Pearce, who is from New Zealand originally, is one of the world’s leading authorities on the spread of asthma but came to the field accidentally and quite late. “I had brucellosis”—a bacterial infection that leaves victims feeling as if they have flu permanently—“when I was in my early twenties, and that sidetracked me educationally,” he says. “I’m from Wellington, and brucellosis isn’t common in cities, so it took the doctors three years to diagnose it. Ironically, once they worked out what it was, it only took a two-week course of antibiotics to cure it.” Though he had secured an honors degree in mathematics by then, he had missed his chance to go to medical school, so he gave up on higher education and worked for two years as a bus driver and in a factory.
It was only by chance, while looking for something more interesting to do, that he landed a job as a biostatistician at the Wellington Medical School. From there he became director of the Centre for Public Health Research at Massey University in Wellington. His interest in asthma epidemiology followed an outbreak of unexplained deaths among young asthmatics. Pearce was part of a team that traced the outbreak to an inhaled drug called fenoterol (no relation to the notorious opioid fentanyl). It was the beginning of a lasting association with asthma, though that is just one among many interests today. In 2010, he moved to England to take up a position at the venerable London School of Hygiene and Tropical Medicine in Bloomsbury.
“For a long time,” he told me when we met, “the dogma was that asthma was a neurological disease—the nervous system sending the wrong signals to the lungs. Then, in the 1950s and ’60s, the idea came along that it is an allergic reaction, and that has pretty much stuck. Even now textbooks say that the way people get asthma is by being exposed to allergens early in life. Basically everything in that theory is wrong. It’s clear now that it is considerably more complicated than that. We now know that half the cases in the world involve allergies, but half are due to something else altogether—to nonallergic mechanisms.
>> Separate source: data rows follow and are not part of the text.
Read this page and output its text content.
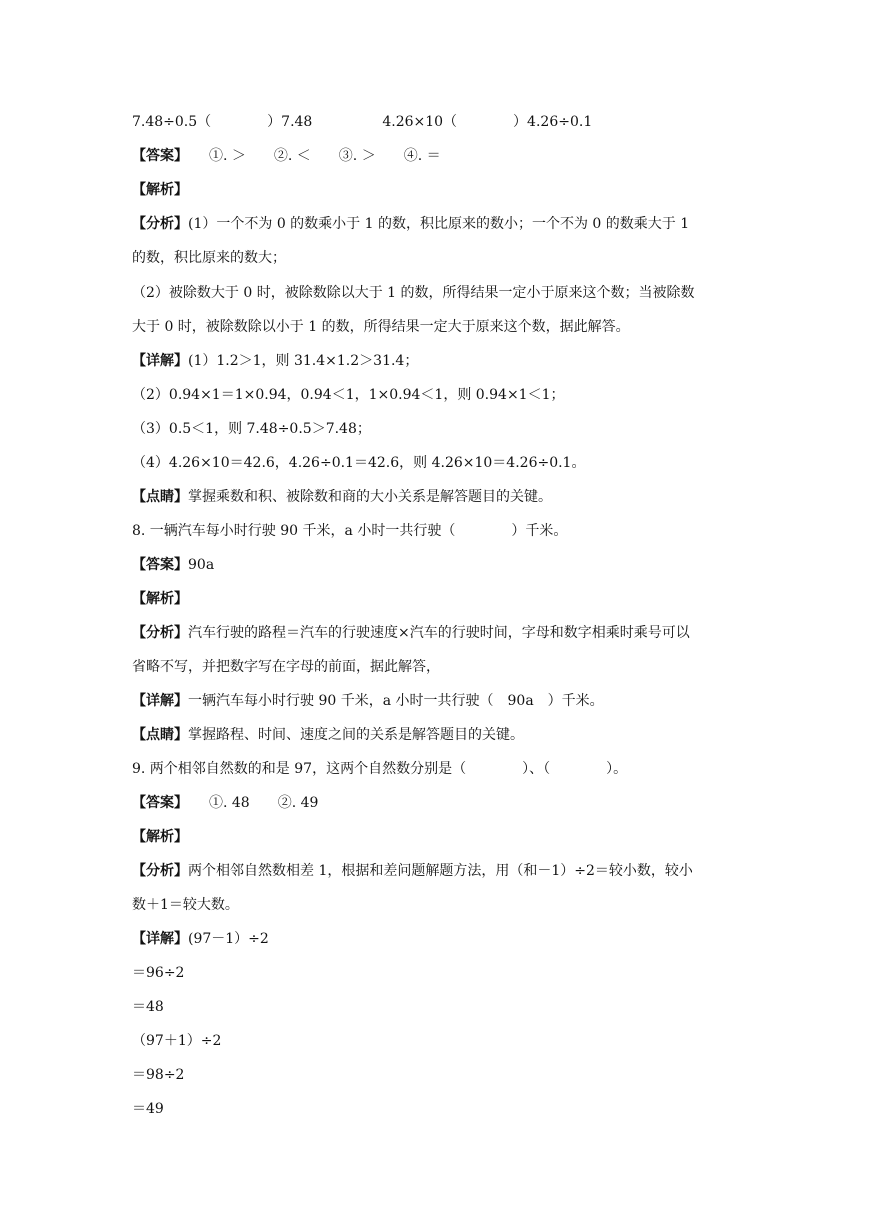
7.48÷0.5（　　　　）7.48　　　　　4.26×10（　　　　）4.26÷0.1
【答案】　　①. ＞　　②. ＜　　③. ＞　　④. ＝
【解析】
【分析】(1）一个不为 0 的数乘小于 1 的数，积比原来的数小；一个不为 0 的数乘大于 1
的数，积比原来的数大；
（2）被除数大于 0 时，被除数除以大于 1 的数，所得结果一定小于原来这个数；当被除数
大于 0 时，被除数除以小于 1 的数，所得结果一定大于原来这个数，据此解答。
【详解】(1）1.2＞1，则 31.4×1.2＞31.4；
（2）0.94×1＝1×0.94，0.94＜1，1×0.94＜1，则 0.94×1＜1；
（3）0.5＜1，则 7.48÷0.5＞7.48；
（4）4.26×10＝42.6，4.26÷0.1＝42.6，则 4.26×10＝4.26÷0.1。
【点睛】掌握乘数和积、被除数和商的大小关系是解答题目的关键。
8. 一辆汽车每小时行驶 90 千米，a 小时一共行驶（　　　　）千米。
【答案】90a
【解析】
【分析】汽车行驶的路程＝汽车的行驶速度×汽车的行驶时间，字母和数字相乘时乘号可以
省略不写，并把数字写在字母的前面，据此解答，
【详解】一辆汽车每小时行驶 90 千米，a 小时一共行驶（　90a　）千米。
【点睛】掌握路程、时间、速度之间的关系是解答题目的关键。
9. 两个相邻自然数的和是 97，这两个自然数分别是（　　　　）、（　　　　）。
【答案】　　①. 48　　②. 49
【解析】
【分析】两个相邻自然数相差 1，根据和差问题解题方法，用（和－1）÷2＝较小数，较小
数＋1＝较大数。
【详解】(97－1）÷2
＝96÷2
＝48
（97＋1）÷2
＝98÷2
＝49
We don’t know what those are.”
For many sufferers, asthma can be triggered by cold air, stress, exercise, or other factors that have nothing to do with allergens or what is floating in the air. “More generally,” Pearce added, “the dogma is that both allergic and nonallergic asthmas involve inflammation in the lungs, but with some asthmatics if you put their feet in a bucket of ice water, they begin to wheeze immediately. Now, that can’t be due to inflammation, because it happens too fast. It has to be neurological. So now we are coming full circle for at least part of the answer.”
Asthma is very different from other lung disorders in that it is normally present only some of the time. “If you test the lung function of asthmatics, most of the time for most of them it will be completely normal. It’s only when they have an attack that problems with lung function become apparent and detectable. That’s very unusual for a disease. Even when there are no symptoms present, the disease will nearly always be evident in blood or sputum tests. In asthma, in some cases, the disease just vanishes.”
In an asthma attack, the airways narrow, and the sufferer struggles to get air in or out, especially out. In people with milder forms of asthma, steroids are nearly always effective at keeping attacks under control, but in people with more severe forms steroids rarely work.